Opera Cabal's final performance of USW sold out Galapagos Art Space last night. Due to some last minute tinkering (on a whim, Alex & I ordered a giant 7X10 screen that hung under the disco ball in the center of the space and looked like one of those awesome LCD display screens at the Super Bowl, plus Habib jerry-rigged the onstage scrim to sweep up and down like a massive sail, and the bartenders dyed the water under the audience's seats black, the better to reflect all the projections in the piece) the show was, in short, spectacular. Yesterday I didn't like New Yorkers. Today, I'm in love with them.
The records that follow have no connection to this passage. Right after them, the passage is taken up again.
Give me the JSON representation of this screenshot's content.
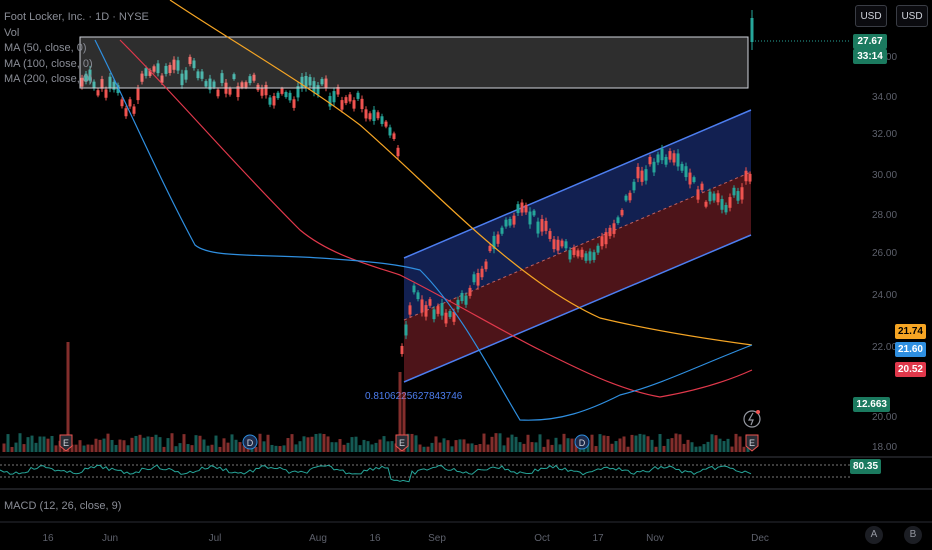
{
  "chart_data": {
    "type": "candlestick",
    "symbol_title": "Foot Locker, Inc. · 1D · NYSE",
    "legend": [
      "Vol",
      "MA (50, close, 0)",
      "MA (100, close, 0)",
      "MA (200, close, 0)"
    ],
    "x_ticks": [
      "16",
      "Jun",
      "Jul",
      "Aug",
      "16",
      "Sep",
      "Oct",
      "17",
      "Nov",
      "Dec"
    ],
    "y_ticks": [
      "36.00",
      "34.00",
      "32.00",
      "30.00",
      "28.00",
      "26.00",
      "24.00",
      "22.00",
      "20.00",
      "18.00"
    ],
    "price_tags": {
      "last_price": "27.67",
      "countdown": "33:14",
      "ma_200": "21.74",
      "ma_100": "21.60",
      "ma_50": "20.52",
      "low_marker": "12.663"
    },
    "channel_label": "0.8106225627843746",
    "event_markers": [
      "E",
      "D",
      "E",
      "D",
      "E"
    ],
    "oscillator_value": "80.35",
    "macd_legend": "MACD (12, 26, close, 9)",
    "colors": {
      "up": "#26a69a",
      "down": "#ef5350",
      "ma50": "#e0384b",
      "ma100": "#2f8fe0",
      "ma200": "#f5a524"
    }
  },
  "toolbar": {
    "currency_1": "USD",
    "currency_2": "USD"
  },
  "bottom_buttons": [
    "A",
    "B"
  ]
}
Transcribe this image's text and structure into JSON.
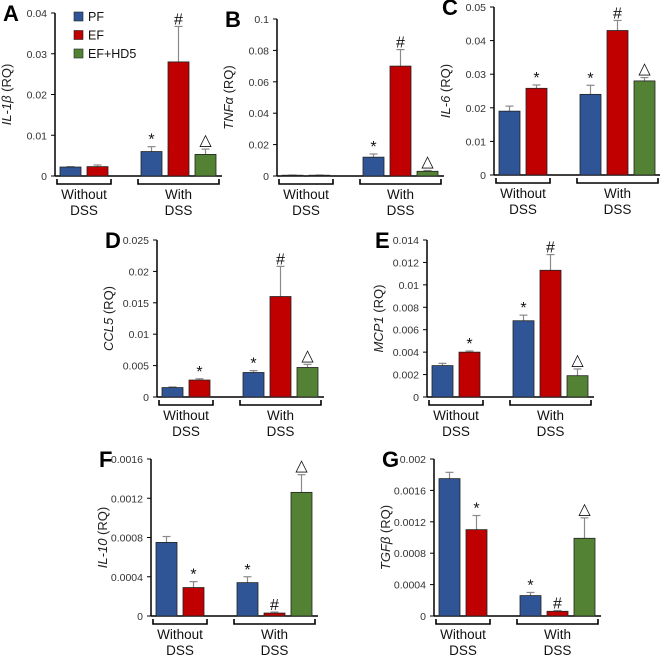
{
  "legend": [
    {
      "name": "PF",
      "color": "#2f5597"
    },
    {
      "name": "EF",
      "color": "#c00000"
    },
    {
      "name": "EF+HD5",
      "color": "#548235"
    }
  ],
  "chart_data": [
    {
      "type": "bar",
      "panel": "A",
      "ylabel_gene": "IL-1β",
      "ylabel_unit": " (RQ)",
      "ylim": [
        0,
        0.04
      ],
      "yticks": [
        "0",
        "0.01",
        "0.02",
        "0.03",
        "0.04"
      ],
      "groups": [
        {
          "label": [
            "Without",
            "DSS"
          ],
          "bars": [
            {
              "series": "PF",
              "value": 0.0022,
              "error": 0.0001,
              "marker": ""
            },
            {
              "series": "EF",
              "value": 0.0023,
              "error": 0.0004,
              "marker": ""
            }
          ]
        },
        {
          "label": [
            "With",
            "DSS"
          ],
          "bars": [
            {
              "series": "PF",
              "value": 0.006,
              "error": 0.0012,
              "marker": "*"
            },
            {
              "series": "EF",
              "value": 0.028,
              "error": 0.0087,
              "marker": "#"
            },
            {
              "series": "EF+HD5",
              "value": 0.0053,
              "error": 0.0013,
              "marker": "△"
            }
          ]
        }
      ]
    },
    {
      "type": "bar",
      "panel": "B",
      "ylabel_gene": "TNFα",
      "ylabel_unit": " (RQ)",
      "ylim": [
        0,
        0.1
      ],
      "yticks": [
        "0",
        "0.02",
        "0.04",
        "0.06",
        "0.08",
        "0.1"
      ],
      "groups": [
        {
          "label": [
            "Without",
            "DSS"
          ],
          "bars": [
            {
              "series": "PF",
              "value": 0.0005,
              "error": 0.0001,
              "marker": ""
            },
            {
              "series": "EF",
              "value": 0.0005,
              "error": 0.0001,
              "marker": ""
            }
          ]
        },
        {
          "label": [
            "With",
            "DSS"
          ],
          "bars": [
            {
              "series": "PF",
              "value": 0.012,
              "error": 0.002,
              "marker": "*"
            },
            {
              "series": "EF",
              "value": 0.07,
              "error": 0.0105,
              "marker": "#"
            },
            {
              "series": "EF+HD5",
              "value": 0.003,
              "error": 0.0005,
              "marker": "△"
            }
          ]
        }
      ]
    },
    {
      "type": "bar",
      "panel": "C",
      "ylabel_gene": "IL-6",
      "ylabel_unit": " (RQ)",
      "ylim": [
        0,
        0.05
      ],
      "yticks": [
        "0",
        "0.01",
        "0.02",
        "0.03",
        "0.04",
        "0.05"
      ],
      "groups": [
        {
          "label": [
            "Without",
            "DSS"
          ],
          "bars": [
            {
              "series": "PF",
              "value": 0.019,
              "error": 0.0015,
              "marker": ""
            },
            {
              "series": "EF",
              "value": 0.0258,
              "error": 0.001,
              "marker": "*"
            }
          ]
        },
        {
          "label": [
            "With",
            "DSS"
          ],
          "bars": [
            {
              "series": "PF",
              "value": 0.024,
              "error": 0.0027,
              "marker": "*"
            },
            {
              "series": "EF",
              "value": 0.043,
              "error": 0.003,
              "marker": "#"
            },
            {
              "series": "EF+HD5",
              "value": 0.028,
              "error": 0.001,
              "marker": "△"
            }
          ]
        }
      ]
    },
    {
      "type": "bar",
      "panel": "D",
      "ylabel_gene": "CCL5",
      "ylabel_unit": " (RQ)",
      "ylim": [
        0,
        0.025
      ],
      "yticks": [
        "0",
        "0.005",
        "0.01",
        "0.015",
        "0.02",
        "0.025"
      ],
      "groups": [
        {
          "label": [
            "Without",
            "DSS"
          ],
          "bars": [
            {
              "series": "PF",
              "value": 0.0015,
              "error": 0.0001,
              "marker": ""
            },
            {
              "series": "EF",
              "value": 0.0027,
              "error": 0.0002,
              "marker": "*"
            }
          ]
        },
        {
          "label": [
            "With",
            "DSS"
          ],
          "bars": [
            {
              "series": "PF",
              "value": 0.0039,
              "error": 0.0003,
              "marker": "*"
            },
            {
              "series": "EF",
              "value": 0.016,
              "error": 0.0048,
              "marker": "#"
            },
            {
              "series": "EF+HD5",
              "value": 0.0047,
              "error": 0.0005,
              "marker": "△"
            }
          ]
        }
      ]
    },
    {
      "type": "bar",
      "panel": "E",
      "ylabel_gene": "MCP1",
      "ylabel_unit": " (RQ)",
      "ylim": [
        0,
        0.014
      ],
      "yticks": [
        "0",
        "0.002",
        "0.004",
        "0.006",
        "0.008",
        "0.01",
        "0.012",
        "0.014"
      ],
      "groups": [
        {
          "label": [
            "Without",
            "DSS"
          ],
          "bars": [
            {
              "series": "PF",
              "value": 0.0028,
              "error": 0.0002,
              "marker": ""
            },
            {
              "series": "EF",
              "value": 0.004,
              "error": 0.0001,
              "marker": "*"
            }
          ]
        },
        {
          "label": [
            "With",
            "DSS"
          ],
          "bars": [
            {
              "series": "PF",
              "value": 0.0068,
              "error": 0.0005,
              "marker": "*"
            },
            {
              "series": "EF",
              "value": 0.0113,
              "error": 0.0014,
              "marker": "#"
            },
            {
              "series": "EF+HD5",
              "value": 0.0019,
              "error": 0.0006,
              "marker": "△"
            }
          ]
        }
      ]
    },
    {
      "type": "bar",
      "panel": "F",
      "ylabel_gene": "IL-10",
      "ylabel_unit": " (RQ)",
      "ylim": [
        0,
        0.0016
      ],
      "yticks": [
        "0",
        "0.0004",
        "0.0008",
        "0.0012",
        "0.0016"
      ],
      "groups": [
        {
          "label": [
            "Without",
            "DSS"
          ],
          "bars": [
            {
              "series": "PF",
              "value": 0.00075,
              "error": 6e-05,
              "marker": ""
            },
            {
              "series": "EF",
              "value": 0.00029,
              "error": 6e-05,
              "marker": "*"
            }
          ]
        },
        {
          "label": [
            "With",
            "DSS"
          ],
          "bars": [
            {
              "series": "PF",
              "value": 0.00034,
              "error": 6e-05,
              "marker": "*"
            },
            {
              "series": "EF",
              "value": 3e-05,
              "error": 1e-05,
              "marker": "#"
            },
            {
              "series": "EF+HD5",
              "value": 0.00126,
              "error": 0.00018,
              "marker": "△"
            }
          ]
        }
      ]
    },
    {
      "type": "bar",
      "panel": "G",
      "ylabel_gene": "TGFβ",
      "ylabel_unit": " (RQ)",
      "ylim": [
        0,
        0.002
      ],
      "yticks": [
        "0",
        "0.0004",
        "0.0008",
        "0.0012",
        "0.0016",
        "0.002"
      ],
      "groups": [
        {
          "label": [
            "Without",
            "DSS"
          ],
          "bars": [
            {
              "series": "PF",
              "value": 0.00175,
              "error": 8e-05,
              "marker": ""
            },
            {
              "series": "EF",
              "value": 0.0011,
              "error": 0.00018,
              "marker": "*"
            }
          ]
        },
        {
          "label": [
            "With",
            "DSS"
          ],
          "bars": [
            {
              "series": "PF",
              "value": 0.00026,
              "error": 4e-05,
              "marker": "*"
            },
            {
              "series": "EF",
              "value": 6e-05,
              "error": 1e-05,
              "marker": "#"
            },
            {
              "series": "EF+HD5",
              "value": 0.00099,
              "error": 0.00026,
              "marker": "△"
            }
          ]
        }
      ]
    }
  ]
}
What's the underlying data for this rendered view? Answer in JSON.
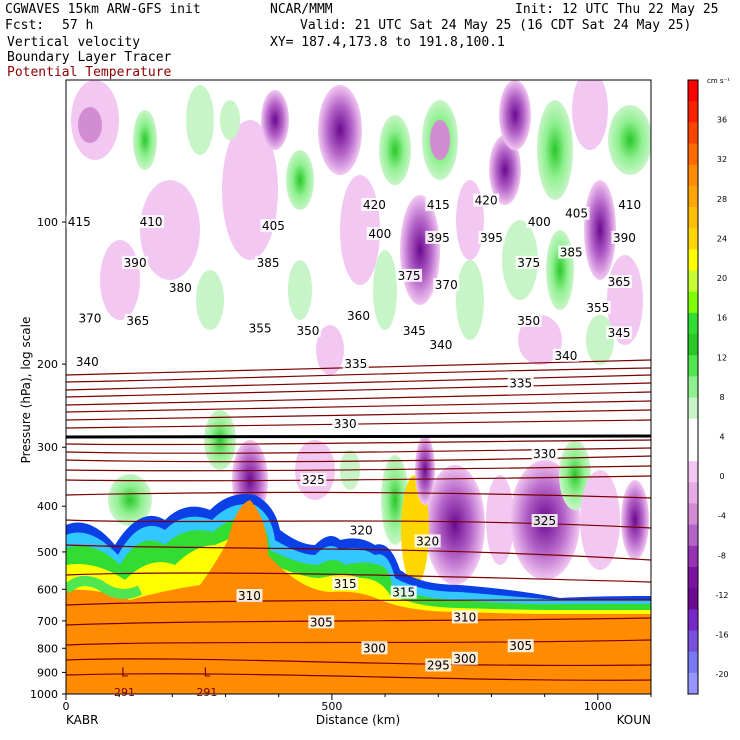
{
  "header": {
    "model": "CGWAVES 15km ARW-GFS init",
    "org": "NCAR/MMM",
    "init": "Init: 12 UTC Thu 22 May 25",
    "fcst_label": "Fcst:",
    "fcst_value": "57 h",
    "valid": "Valid: 21 UTC Sat 24 May 25 (16 CDT Sat 24 May 25)",
    "field1": "Vertical velocity",
    "field2": "Boundary Layer Tracer",
    "field3": "Potential Temperature",
    "xy": "XY= 187.4,173.8 to 191.8,100.1"
  },
  "colors": {
    "theta": "#7a0000",
    "tropopause": "#000000"
  },
  "chart_data": {
    "type": "heatmap",
    "xlabel": "Distance (km)",
    "ylabel": "Pressure (hPa), log scale",
    "x_ticks": [
      "0",
      "500",
      "1000"
    ],
    "x_tick_values": [
      0,
      500,
      1000
    ],
    "xlim": [
      0,
      1100
    ],
    "ylim": [
      1000,
      50
    ],
    "y_scale": "log",
    "y_ticks": [
      "100",
      "200",
      "300",
      "400",
      "500",
      "600",
      "700",
      "800",
      "900",
      "1000"
    ],
    "y_tick_values": [
      100,
      200,
      300,
      400,
      500,
      600,
      700,
      800,
      900,
      1000
    ],
    "left_station": "KABR",
    "right_station": "KOUN",
    "colorbar": {
      "unit": "cm s⁻¹",
      "labels": [
        "36",
        "32",
        "28",
        "24",
        "20",
        "16",
        "12",
        "8",
        "4",
        "0",
        "-4",
        "-8",
        "-12",
        "-16",
        "-20"
      ],
      "colors": [
        "#ff0000",
        "#ff2000",
        "#ff4500",
        "#ff6a00",
        "#ff8c00",
        "#ffa500",
        "#ffbf00",
        "#ffd700",
        "#ffff00",
        "#c8ff32",
        "#80ff00",
        "#32dc32",
        "#28c828",
        "#50e650",
        "#90f090",
        "#c8f5c8",
        "#ffffff",
        "#ffffff",
        "#f2c8f2",
        "#e6aae6",
        "#d28cd2",
        "#b464c8",
        "#9632b4",
        "#7a14a0",
        "#6a0a90",
        "#7828c8",
        "#7850dc",
        "#7878f0",
        "#9696ff"
      ]
    },
    "theta_labels": [
      {
        "text": "415",
        "x": 25,
        "p": 100
      },
      {
        "text": "410",
        "x": 160,
        "p": 100
      },
      {
        "text": "405",
        "x": 390,
        "p": 102
      },
      {
        "text": "420",
        "x": 580,
        "p": 92
      },
      {
        "text": "415",
        "x": 700,
        "p": 92
      },
      {
        "text": "420",
        "x": 790,
        "p": 90
      },
      {
        "text": "400",
        "x": 590,
        "p": 106
      },
      {
        "text": "395",
        "x": 700,
        "p": 108
      },
      {
        "text": "395",
        "x": 800,
        "p": 108
      },
      {
        "text": "400",
        "x": 890,
        "p": 100
      },
      {
        "text": "405",
        "x": 960,
        "p": 96
      },
      {
        "text": "410",
        "x": 1060,
        "p": 92
      },
      {
        "text": "390",
        "x": 130,
        "p": 122
      },
      {
        "text": "385",
        "x": 380,
        "p": 122
      },
      {
        "text": "375",
        "x": 645,
        "p": 130
      },
      {
        "text": "375",
        "x": 870,
        "p": 122
      },
      {
        "text": "385",
        "x": 950,
        "p": 116
      },
      {
        "text": "390",
        "x": 1050,
        "p": 108
      },
      {
        "text": "380",
        "x": 215,
        "p": 138
      },
      {
        "text": "370",
        "x": 715,
        "p": 136
      },
      {
        "text": "365",
        "x": 1040,
        "p": 134
      },
      {
        "text": "370",
        "x": 45,
        "p": 160
      },
      {
        "text": "365",
        "x": 135,
        "p": 162
      },
      {
        "text": "355",
        "x": 365,
        "p": 168
      },
      {
        "text": "350",
        "x": 455,
        "p": 170
      },
      {
        "text": "360",
        "x": 550,
        "p": 158
      },
      {
        "text": "345",
        "x": 655,
        "p": 170
      },
      {
        "text": "350",
        "x": 870,
        "p": 162
      },
      {
        "text": "355",
        "x": 1000,
        "p": 152
      },
      {
        "text": "345",
        "x": 1040,
        "p": 172
      },
      {
        "text": "340",
        "x": 40,
        "p": 198
      },
      {
        "text": "335",
        "x": 545,
        "p": 200
      },
      {
        "text": "340",
        "x": 705,
        "p": 182
      },
      {
        "text": "340",
        "x": 940,
        "p": 192
      },
      {
        "text": "335",
        "x": 855,
        "p": 220
      },
      {
        "text": "330",
        "x": 525,
        "p": 268
      },
      {
        "text": "330",
        "x": 900,
        "p": 310
      },
      {
        "text": "325",
        "x": 465,
        "p": 352
      },
      {
        "text": "325",
        "x": 900,
        "p": 430
      },
      {
        "text": "320",
        "x": 555,
        "p": 450
      },
      {
        "text": "320",
        "x": 680,
        "p": 475
      },
      {
        "text": "315",
        "x": 525,
        "p": 585
      },
      {
        "text": "315",
        "x": 635,
        "p": 610
      },
      {
        "text": "310",
        "x": 345,
        "p": 620
      },
      {
        "text": "310",
        "x": 750,
        "p": 688
      },
      {
        "text": "305",
        "x": 480,
        "p": 705
      },
      {
        "text": "305",
        "x": 855,
        "p": 792
      },
      {
        "text": "300",
        "x": 580,
        "p": 800
      },
      {
        "text": "300",
        "x": 750,
        "p": 842
      },
      {
        "text": "295",
        "x": 700,
        "p": 870
      }
    ],
    "low_labels": [
      {
        "text": "L",
        "x": 110,
        "p": 900
      },
      {
        "text": "L",
        "x": 265,
        "p": 900
      }
    ],
    "low_values": [
      {
        "text": "291",
        "x": 110,
        "p": 990
      },
      {
        "text": "291",
        "x": 265,
        "p": 990
      }
    ]
  }
}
From a personal standpoint, I highly recommend doing something interesting enough that people you haven't seen in half a lifetime are tempted to come and hang out to see it. I thought I'd died and gone to heaven yesterday -- but literally. Every 10 seconds someone I hadn't seen in between 5 and 12 years walked past me and then we recognized each other ... and then had nothing to say. Excellent!
Things that don't change in a city that is otherwise always changing:
I hit up the Verb café in Williamsburg this morning, an old haunt of mine from 2005. Back in the day, when most other coffee houses, especially hip, progressive ones like the Verb (started by the man who married the girl who played the crazy pretty princess in The Neverending Story) were sporting fancy hi-speed wireless internet access, to get internet at the Verb you had to walk out of the cafe and down a weird, slightly deserted hallway to this grungy little tech hole called the internet garage to buy -- in person -- a faded little internet day pass (User Name: BH#cInQ$3h, Password: IcY*007) that didn't even work 60% of the time. It was very 1998 in 2005. In 2010, lo and behold, the internet garage is still there, and you still have to walk back in time and give your paper money to Marty McFly to be able to use the internet. In spite of this, to all you friends of mine who pooh-pooh Williamsburg and refuse to go there anymore because it's so developed, GET OVER IT. New York will always be developing. Williamsburg is awesome, even with all the strollers, and there is no competition for the runny oatmeal at the Verb.